2024-12-04 14:46:47 -05:00 · 2011-05-01 22:10:46 +03:00 · 2011-05-01 22:10:46 +03:00 · e22eae2e93
commit e22eae2e93
parent 715571a5d6
8 changed files with 397 additions and 153 deletions
--- a/2
+++ b/2
@ -83,6 +83,8 @@ Miscellaneous:
  <video> and <audio>.
 * enhancement: Add move-half-page-up and move-half-page-down actions.
 * enhancement: Add option to change overlap for vertical scrolling.
+* enhancement: HTML meta refresh allows semicolons in URLs, and the
+  syntax is more like in Firefox.
 * link against lua51 not lua50
 * SpiderMonkey must be 1.8.5 or later.  Find it with pkg-config.
 * using iconv for some multibyte charsets.

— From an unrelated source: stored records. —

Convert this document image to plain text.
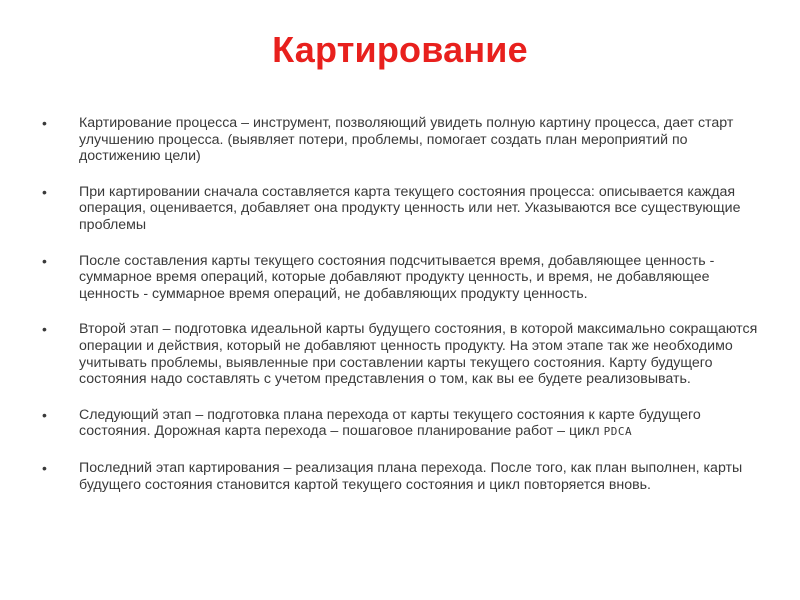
Картирование
• Картирование процесса – инструмент, позволяющий увидеть полную картину процесса, дает старт улучшению процесса. (выявляет потери, проблемы, помогает создать план мероприятий по достижению цели)
• При картировании сначала составляется карта текущего состояния процесса: описывается каждая операция, оценивается, добавляет она продукту ценность или нет. Указываются все существующие проблемы
• После составления карты текущего состояния подсчитывается время, добавляющее ценность - суммарное время операций, которые добавляют продукту ценность, и время, не добавляющее ценность - суммарное время операций, не добавляющих продукту ценность.
• Второй этап – подготовка идеальной карты будущего состояния, в которой максимально сокращаются операции и действия, который не добавляют ценность продукту. На этом этапе так же необходимо учитывать проблемы, выявленные при составлении карты текущего состояния. Карту будущего состояния надо составлять с учетом представления о том, как вы ее будете реализовывать.
• Следующий этап – подготовка плана перехода от карты текущего состояния к карте будущего состояния. Дорожная карта перехода – пошаговое планирование работ – цикл PDCA
• Последний этап картирования – реализация плана перехода. После того, как план выполнен, карты будущего состояния становится картой текущего состояния и цикл повторяется вновь.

It works if the terminal codepage
--- a/src/document/html/Makefile
+++ b/src/document/html/Makefile
@ -1,7 +1,7 @@
 top_builddir=../../..
 include $(top_builddir)/Makefile.config

-SUBDIRS = parser
-OBJS	= frames.o parser.o renderer.o tables.o
+SUBDIRS = parser test
+OBJS	= frames.o parse-meta-refresh.o parser.o renderer.o tables.o

 include $(top_srcdir)/Makefile.lib
--- a/src/document/html/parse-meta-refresh.c
+++ b/src/document/html/parse-meta-refresh.c
@ -0,0 +1,118 @@
+/* Parse <meta http-equiv="refresh" content="..."> */
+
+#ifdef HAVE_CONFIG_H
+#include "config.h"
+#endif
+
+#include <errno.h>
+#include <stdlib.h>
+
+#include "elinks.h"
+
+#include "document/html/parse-meta-refresh.h"
+#include "osdep/ascii.h"
+#include "util/string.h"
+
+#define LWS(c) ((c) == ' ' || (c) == ASCII_TAB)
+
+int
+html_parse_meta_refresh(const unsigned char *content,
+			unsigned long *delay_out,
+			unsigned char **url_out)
+{
+	const unsigned char *scan = content;
+	char *delay_end;
+	int saw_delay = 0;
+	const unsigned char *url_begin;
+	const unsigned char *url_end;
+
+	*url_out = NULL;
+	*delay_out = 0;
+
+	while (LWS(*scan))
+		++scan;
+
+	/* TODO: Do we need to switch to the "C" locale and back?  */
+	*delay_out = strtoul(scan, &delay_end, 10);
+	saw_delay = (scan != (const unsigned char *) delay_end);
+	scan = (const unsigned char *) delay_end;
+
+	if (saw_delay) {
+		/* Omit any fractional part.  */
+		if (*scan == '.') {
+			++scan;
+			while (!(*scan == '\0' || LWS(*scan)
+				 || *scan == ';' || *scan == ','))
+				++scan;
+		}
+
+		if (!(*scan == '\0' || LWS(*scan)
+		      || *scan == ';' || *scan == ',')) {
+			/* The delay is followed by garbage.  Give up.  */
+			return -1;
+		}
+
+		/* Between the delay and the URL, there must be at
+		 * least one LWS, semicolon, or comma; optionally with
+		 * more LWS around it.  */
+		while (LWS(*scan))
+			++scan;
+		if (*scan == ';' || *scan == ',')
+			++scan;
+	} else {
+		/* The delay was not specified.  The delimiter must be
+		 * a semicolon or a comma, optionally with LWS.  LWS
+		 * alone does not suffice.  */
+		while (*scan != '\0' && *scan != ';' && *scan != ',')
+			++scan;
+		if (*scan == ';' || *scan == ',')
+			++scan;
+	}
+	
+	while (LWS(*scan))
+		++scan;
+
+	/* Presume the URL begins here...  */
+	url_begin = scan;
+
+	/* ..unless there is "URL=" with at least one equals sign,
+	 * and optional spaces.  */
+	if ((scan[0] == 'U' || scan[0] == 'u')
+	    && (scan[1] == 'R' || scan[1] == 'r')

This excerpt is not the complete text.